The whole show was gorgeous, and the encores featured a stellar cover of Randy Newman’s hilarious “Political Science,” but it was Tweedy’s send-up of ritual that defined the show. Not content to be worshipped, Tweedy insisted on bursting the bubble. After a terribly moving rendition of “Airline to Heaven,” Tweedy began what first appeared as small talk but would blossom over the course of the night in to a mini-thesis on ritual in rock and roll.
“How ya doing?” he asked. “I’ve been missing the early set check in lately. I apologize. I’m gonna have to start writing it on the setlist, after the third song: ‘Check in audience. Say hi. See how they’re doing. Ask them if they’re having a good time.'”
Later in the show, during a seemingly proscribed encore, Tweedy busted the commonly accepted reality again, when he interrupted the crowd participation piece “Kingpin” with detailed instructions and discourse.
“We’ve been playing a lot of places we’ve never played before, which has required me to do a lot more explaining about this ritual than normal,” he said in the middle of the song. “The ritual being, as I will explain briefly, as some of you may not have attended a Wilco show before, at this point, we’re grandfather-claused into doing this. I apologize. It might be old-fashioned. I stand by it; I still stand by it. It’s like, it’s kind of like baseball or something, I don’t know … here’s the point: I say, ‘How can I,’ and you scream.”

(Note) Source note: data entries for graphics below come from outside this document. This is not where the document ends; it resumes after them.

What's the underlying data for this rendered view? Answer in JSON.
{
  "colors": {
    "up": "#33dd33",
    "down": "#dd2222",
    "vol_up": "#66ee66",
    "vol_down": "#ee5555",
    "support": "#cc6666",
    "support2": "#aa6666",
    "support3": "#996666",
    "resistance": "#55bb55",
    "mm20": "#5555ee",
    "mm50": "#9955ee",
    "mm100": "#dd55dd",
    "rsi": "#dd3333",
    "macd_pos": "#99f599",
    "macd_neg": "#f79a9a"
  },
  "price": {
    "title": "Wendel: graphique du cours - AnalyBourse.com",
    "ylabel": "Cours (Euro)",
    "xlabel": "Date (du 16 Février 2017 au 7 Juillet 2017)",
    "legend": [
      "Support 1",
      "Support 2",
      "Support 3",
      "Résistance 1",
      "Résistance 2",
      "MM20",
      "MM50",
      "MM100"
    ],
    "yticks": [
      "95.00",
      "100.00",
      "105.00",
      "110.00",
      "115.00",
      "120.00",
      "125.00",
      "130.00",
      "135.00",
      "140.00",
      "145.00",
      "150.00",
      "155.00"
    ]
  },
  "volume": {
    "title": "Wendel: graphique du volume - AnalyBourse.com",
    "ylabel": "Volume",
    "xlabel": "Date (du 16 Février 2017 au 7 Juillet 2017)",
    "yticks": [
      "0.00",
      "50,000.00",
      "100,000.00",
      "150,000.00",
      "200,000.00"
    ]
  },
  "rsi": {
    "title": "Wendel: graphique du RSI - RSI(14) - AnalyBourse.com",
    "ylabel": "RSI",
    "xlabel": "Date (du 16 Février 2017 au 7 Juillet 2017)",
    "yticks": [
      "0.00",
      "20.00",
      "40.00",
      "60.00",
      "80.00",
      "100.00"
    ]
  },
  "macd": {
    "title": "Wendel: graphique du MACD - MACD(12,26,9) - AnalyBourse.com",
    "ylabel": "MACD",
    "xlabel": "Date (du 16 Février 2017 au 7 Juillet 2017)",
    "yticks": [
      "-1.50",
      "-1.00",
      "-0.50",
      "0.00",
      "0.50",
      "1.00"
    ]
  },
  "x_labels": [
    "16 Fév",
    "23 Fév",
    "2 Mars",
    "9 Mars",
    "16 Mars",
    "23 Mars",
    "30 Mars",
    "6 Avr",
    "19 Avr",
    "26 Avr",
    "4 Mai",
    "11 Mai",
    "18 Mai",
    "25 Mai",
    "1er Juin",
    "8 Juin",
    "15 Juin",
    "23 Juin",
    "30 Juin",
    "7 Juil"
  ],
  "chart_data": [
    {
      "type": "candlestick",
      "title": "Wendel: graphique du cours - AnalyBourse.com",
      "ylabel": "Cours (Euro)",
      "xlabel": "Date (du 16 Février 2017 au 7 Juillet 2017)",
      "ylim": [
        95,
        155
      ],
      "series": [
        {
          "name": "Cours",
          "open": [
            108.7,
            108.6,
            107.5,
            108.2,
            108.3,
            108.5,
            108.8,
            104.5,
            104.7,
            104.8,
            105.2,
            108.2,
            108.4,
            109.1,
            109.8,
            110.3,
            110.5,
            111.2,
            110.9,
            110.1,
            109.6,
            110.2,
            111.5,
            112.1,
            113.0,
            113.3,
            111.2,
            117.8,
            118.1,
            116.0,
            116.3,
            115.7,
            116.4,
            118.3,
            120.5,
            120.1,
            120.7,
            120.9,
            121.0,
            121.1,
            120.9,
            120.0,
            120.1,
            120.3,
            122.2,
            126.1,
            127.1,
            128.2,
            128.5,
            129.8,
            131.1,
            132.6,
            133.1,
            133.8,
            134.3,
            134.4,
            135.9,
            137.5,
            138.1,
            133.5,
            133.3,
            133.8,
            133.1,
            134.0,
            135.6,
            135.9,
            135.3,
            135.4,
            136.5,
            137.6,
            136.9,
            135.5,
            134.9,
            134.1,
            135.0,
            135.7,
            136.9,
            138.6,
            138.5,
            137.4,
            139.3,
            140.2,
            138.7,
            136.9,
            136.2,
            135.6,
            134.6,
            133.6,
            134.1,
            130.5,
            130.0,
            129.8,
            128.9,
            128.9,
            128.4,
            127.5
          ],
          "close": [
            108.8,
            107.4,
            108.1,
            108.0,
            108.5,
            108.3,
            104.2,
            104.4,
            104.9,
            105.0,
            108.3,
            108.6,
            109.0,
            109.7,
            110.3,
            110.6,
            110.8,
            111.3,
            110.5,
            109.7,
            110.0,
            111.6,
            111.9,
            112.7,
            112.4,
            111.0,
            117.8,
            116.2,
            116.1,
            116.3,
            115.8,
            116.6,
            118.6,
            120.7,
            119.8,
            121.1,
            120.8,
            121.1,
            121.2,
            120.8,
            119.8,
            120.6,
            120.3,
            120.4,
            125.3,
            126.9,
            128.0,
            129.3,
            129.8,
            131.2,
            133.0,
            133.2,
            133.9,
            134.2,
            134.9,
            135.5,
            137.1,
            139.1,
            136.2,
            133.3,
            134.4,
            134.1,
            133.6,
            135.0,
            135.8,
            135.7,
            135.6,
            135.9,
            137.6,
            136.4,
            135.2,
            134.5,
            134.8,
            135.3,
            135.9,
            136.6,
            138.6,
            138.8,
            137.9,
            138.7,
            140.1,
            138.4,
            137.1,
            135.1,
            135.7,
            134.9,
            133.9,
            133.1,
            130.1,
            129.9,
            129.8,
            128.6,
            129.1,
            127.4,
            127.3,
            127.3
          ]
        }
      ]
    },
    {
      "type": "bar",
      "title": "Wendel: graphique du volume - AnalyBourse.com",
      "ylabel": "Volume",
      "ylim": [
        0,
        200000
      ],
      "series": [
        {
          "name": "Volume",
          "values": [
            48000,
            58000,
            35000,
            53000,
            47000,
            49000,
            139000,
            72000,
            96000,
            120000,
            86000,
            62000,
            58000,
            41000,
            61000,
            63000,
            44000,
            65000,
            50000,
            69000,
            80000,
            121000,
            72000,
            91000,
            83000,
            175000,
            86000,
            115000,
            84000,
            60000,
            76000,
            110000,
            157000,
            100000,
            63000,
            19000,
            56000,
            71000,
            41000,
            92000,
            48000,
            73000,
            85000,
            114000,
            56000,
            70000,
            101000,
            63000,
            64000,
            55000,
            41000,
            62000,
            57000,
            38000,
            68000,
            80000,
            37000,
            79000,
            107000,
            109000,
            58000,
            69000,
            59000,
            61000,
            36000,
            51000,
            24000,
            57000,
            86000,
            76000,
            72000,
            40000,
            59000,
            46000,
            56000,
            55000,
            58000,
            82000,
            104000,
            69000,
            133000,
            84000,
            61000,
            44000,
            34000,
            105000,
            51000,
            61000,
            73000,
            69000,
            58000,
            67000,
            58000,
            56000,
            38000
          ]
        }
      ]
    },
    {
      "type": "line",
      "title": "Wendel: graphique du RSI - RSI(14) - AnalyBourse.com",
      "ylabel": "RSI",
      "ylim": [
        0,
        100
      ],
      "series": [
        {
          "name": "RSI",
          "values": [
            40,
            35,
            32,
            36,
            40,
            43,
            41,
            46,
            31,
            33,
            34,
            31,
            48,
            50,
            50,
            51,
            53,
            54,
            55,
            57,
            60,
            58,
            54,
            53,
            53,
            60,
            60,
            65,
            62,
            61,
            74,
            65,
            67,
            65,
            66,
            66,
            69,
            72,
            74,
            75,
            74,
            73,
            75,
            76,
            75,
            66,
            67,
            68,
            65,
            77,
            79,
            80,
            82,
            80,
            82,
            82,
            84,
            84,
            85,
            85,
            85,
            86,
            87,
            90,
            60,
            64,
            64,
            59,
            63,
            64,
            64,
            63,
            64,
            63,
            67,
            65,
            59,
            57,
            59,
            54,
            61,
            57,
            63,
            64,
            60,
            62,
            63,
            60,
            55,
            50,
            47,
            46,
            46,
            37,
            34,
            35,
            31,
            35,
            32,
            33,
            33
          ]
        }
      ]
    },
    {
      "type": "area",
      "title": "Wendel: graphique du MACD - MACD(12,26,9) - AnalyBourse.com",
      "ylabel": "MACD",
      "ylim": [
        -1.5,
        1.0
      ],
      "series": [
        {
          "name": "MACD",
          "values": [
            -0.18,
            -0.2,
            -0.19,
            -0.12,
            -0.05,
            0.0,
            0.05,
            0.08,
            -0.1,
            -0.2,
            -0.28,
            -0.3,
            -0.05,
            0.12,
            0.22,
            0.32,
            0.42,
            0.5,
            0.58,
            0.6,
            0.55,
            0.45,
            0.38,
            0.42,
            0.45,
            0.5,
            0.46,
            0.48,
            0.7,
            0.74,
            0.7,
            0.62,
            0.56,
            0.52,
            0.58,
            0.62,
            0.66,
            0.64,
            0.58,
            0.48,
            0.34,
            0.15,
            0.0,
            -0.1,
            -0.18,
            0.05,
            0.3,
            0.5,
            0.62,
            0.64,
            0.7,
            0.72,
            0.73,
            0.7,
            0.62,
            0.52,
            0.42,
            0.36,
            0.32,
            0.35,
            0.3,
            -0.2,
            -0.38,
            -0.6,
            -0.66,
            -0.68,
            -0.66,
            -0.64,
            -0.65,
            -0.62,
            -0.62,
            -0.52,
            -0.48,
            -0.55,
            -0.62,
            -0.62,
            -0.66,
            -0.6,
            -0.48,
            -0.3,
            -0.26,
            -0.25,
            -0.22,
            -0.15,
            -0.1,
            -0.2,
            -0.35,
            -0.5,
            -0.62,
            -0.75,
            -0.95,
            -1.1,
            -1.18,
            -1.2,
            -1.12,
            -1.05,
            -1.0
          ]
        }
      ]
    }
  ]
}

And we screamed. And Tweedy continued the thesis presentation. “Okay, this is the part of the show,” he said. “This is the part of the show I said was grandfather-claused in. I can’t avoid doing this; I wish I could, but I can’t avoid this: I have to say you can do better.”
And we screamed louder.
Noticing that the median age at this show was about a decade older than most 9:30 events I attend, I joked to my friend that Wilco played NPR rock (only to find out later that this event was, in fact, being broadcast on NPR), which seems to be borne out by the fact that when I started getting into Wilco around five or six years ago, my parents casually mentioned that they thought they had heard of them before. Oh, that’s right, they saw them at a country and bluegrass festival a few years before. I can count the number of contemporary artists that my parents and I would pay to see independently of each other on one hand, and the fact that Wilco is one of them doesn’t make it fogy rock. Rather, it makes it timeless.
I mean, sure, looking around the sold-out U Street venue one could see 100 baby boomers and their slightly awkward 12-year-olds at their first rock concerts, but none of it was contrived, not when “I Am Trying To Break Your Heart” was spiraling sadly in to the ether in the background. There’s a reason some material is made sacred, and Wilco honored that by tearing the sacred apart, by killing their idols, even when the idols were themselves.